Выходят фильмы: «Апокалипсис», «Оружейный барон», «Горбатая гора», «Дневной дозор», «Сволочи», «Эскадрилья Лафайет».


Петр Кислицын

(ЧЕМПИОНАТ МИРА, ПОЛУФИНАЛ: ФРАНЦИЯ — ПОРТУГАЛИЯ, МЮНХЕН)

— Петр, стопанись, опять, что ли, пошел музыку заказывать, сколько можно, третий раз слушаем, вот же, ну ладно…

Оркестранты в кожаных шортах встали и в шесть труб прилежно заиграли «Калинку». Один из столов, недалеко от выгородки, в которой располагался оркестр, нестройно, но старательно подпел. Когда мелодия затихла, певцы чокнулись рюмками со шнапсом и выпили. Музыканты сели и задудели что-то более баварское. Исполнители «Калинки» тоже занялись баварским.

— Вот под это мы их и трахнули в сорок пятом, а если надо — всегда сможем повторить, — уверенно сказал очень толстый человек, подтверждающе хрустя брецелем.
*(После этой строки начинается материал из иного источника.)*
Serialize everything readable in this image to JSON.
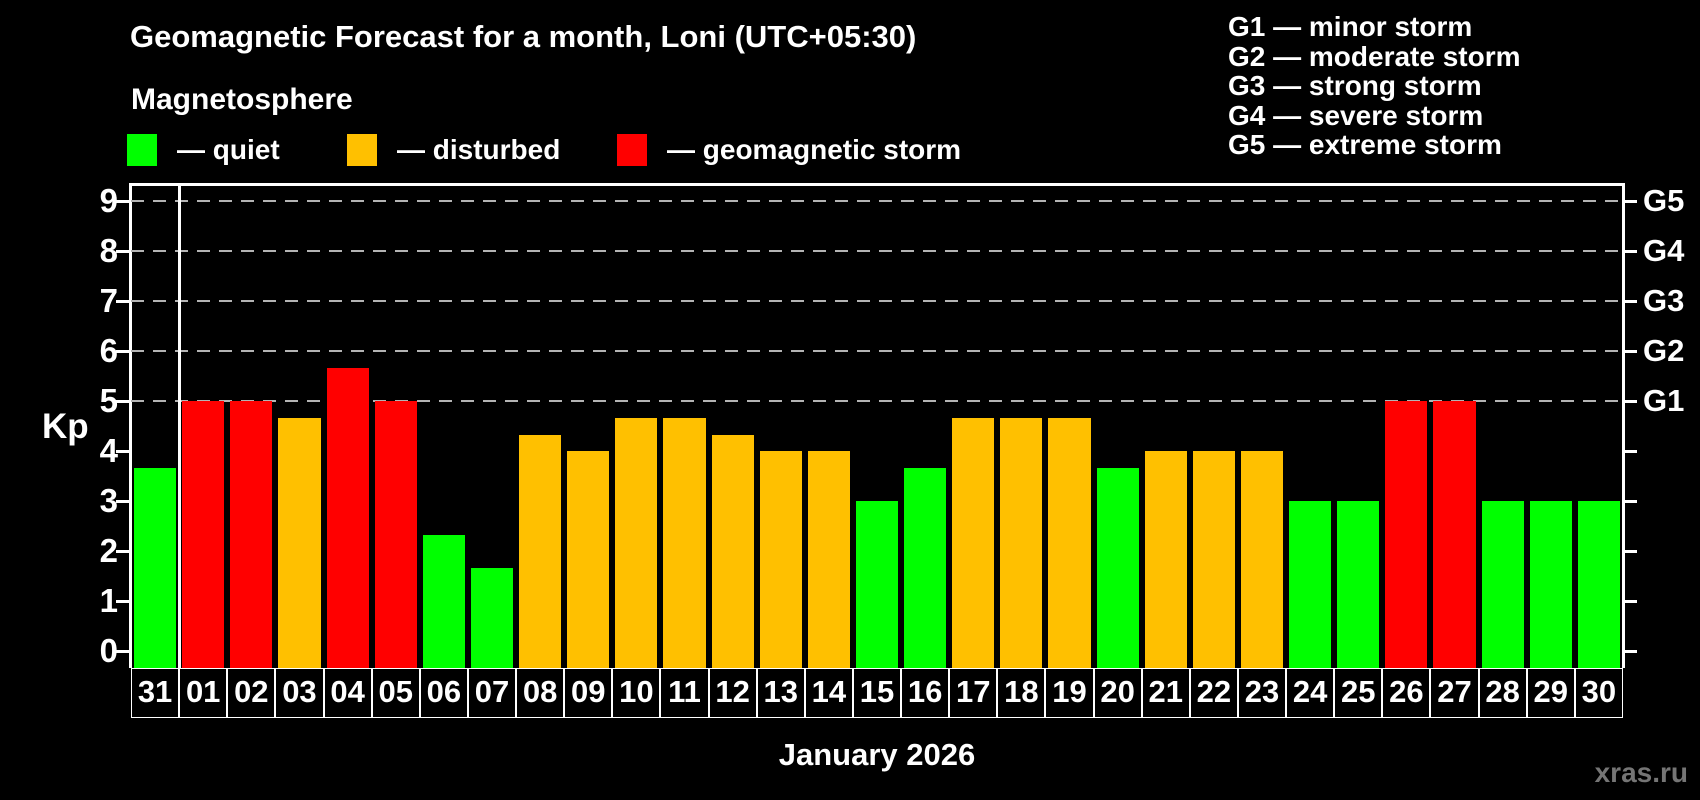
{
  "title": "Geomagnetic Forecast for a month, Loni (UTC+05:30)",
  "subtitle": "Magnetosphere",
  "legend": {
    "items": [
      {
        "key": "quiet",
        "label": "— quiet",
        "color": "#00ff00",
        "x": 127
      },
      {
        "key": "disturbed",
        "label": "— disturbed",
        "color": "#ffc000",
        "x": 347
      },
      {
        "key": "storm",
        "label": "— geomagnetic storm",
        "color": "#ff0000",
        "x": 617
      }
    ]
  },
  "g_legend": {
    "items": [
      "G1 — minor storm",
      "G2 — moderate storm",
      "G3 — strong storm",
      "G4 — severe storm",
      "G5 — extreme storm"
    ]
  },
  "y_axis": {
    "label": "Kp",
    "ticks": [
      0,
      1,
      2,
      3,
      4,
      5,
      6,
      7,
      8,
      9
    ]
  },
  "right_axis": {
    "labels": [
      {
        "text": "G1",
        "kp": 5
      },
      {
        "text": "G2",
        "kp": 6
      },
      {
        "text": "G3",
        "kp": 7
      },
      {
        "text": "G4",
        "kp": 8
      },
      {
        "text": "G5",
        "kp": 9
      }
    ]
  },
  "x_axis": {
    "title": "January 2026"
  },
  "watermark": "xras.ru",
  "chart_data": {
    "type": "bar",
    "title": "Geomagnetic Forecast for a month, Loni (UTC+05:30)",
    "xlabel": "January 2026",
    "ylabel": "Kp",
    "ylim": [
      0,
      9.35
    ],
    "grid_dashed_at_kp": [
      5,
      6,
      7,
      8,
      9
    ],
    "legend_position": "top",
    "categories": [
      "31",
      "01",
      "02",
      "03",
      "04",
      "05",
      "06",
      "07",
      "08",
      "09",
      "10",
      "11",
      "12",
      "13",
      "14",
      "15",
      "16",
      "17",
      "18",
      "19",
      "20",
      "21",
      "22",
      "23",
      "24",
      "25",
      "26",
      "27",
      "28",
      "29",
      "30"
    ],
    "values": [
      3.67,
      5,
      5,
      4.67,
      5.67,
      5,
      2.33,
      1.67,
      4.33,
      4,
      4.67,
      4.67,
      4.33,
      4,
      4,
      3,
      3.67,
      4.67,
      4.67,
      4.67,
      3.67,
      4,
      4,
      4,
      3,
      3,
      5,
      5,
      3,
      3,
      3
    ],
    "statuses": [
      "quiet",
      "storm",
      "storm",
      "disturbed",
      "storm",
      "storm",
      "quiet",
      "quiet",
      "disturbed",
      "disturbed",
      "disturbed",
      "disturbed",
      "disturbed",
      "disturbed",
      "disturbed",
      "quiet",
      "quiet",
      "disturbed",
      "disturbed",
      "disturbed",
      "quiet",
      "disturbed",
      "disturbed",
      "disturbed",
      "quiet",
      "quiet",
      "storm",
      "storm",
      "quiet",
      "quiet",
      "quiet"
    ],
    "status_colors": {
      "quiet": "#00ff00",
      "disturbed": "#ffc000",
      "storm": "#ff0000"
    },
    "separator_after_category": "31"
  }
}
— И это повторим, и пиво со шнапсом повторим, Женя, ты не заводись, отдыхай постепенно, — призвал его было припавший к ребрышкам крепкий пожилой мужчина. — Мы все-таки отдохнуть здесь, Петр, друг мой, стоп, ах ты ж… оставь дударей в покое.

Кислицын послушно сел на место. Через пять минут оркестр никуда не денется, а Никита Палыч авось отвлечется.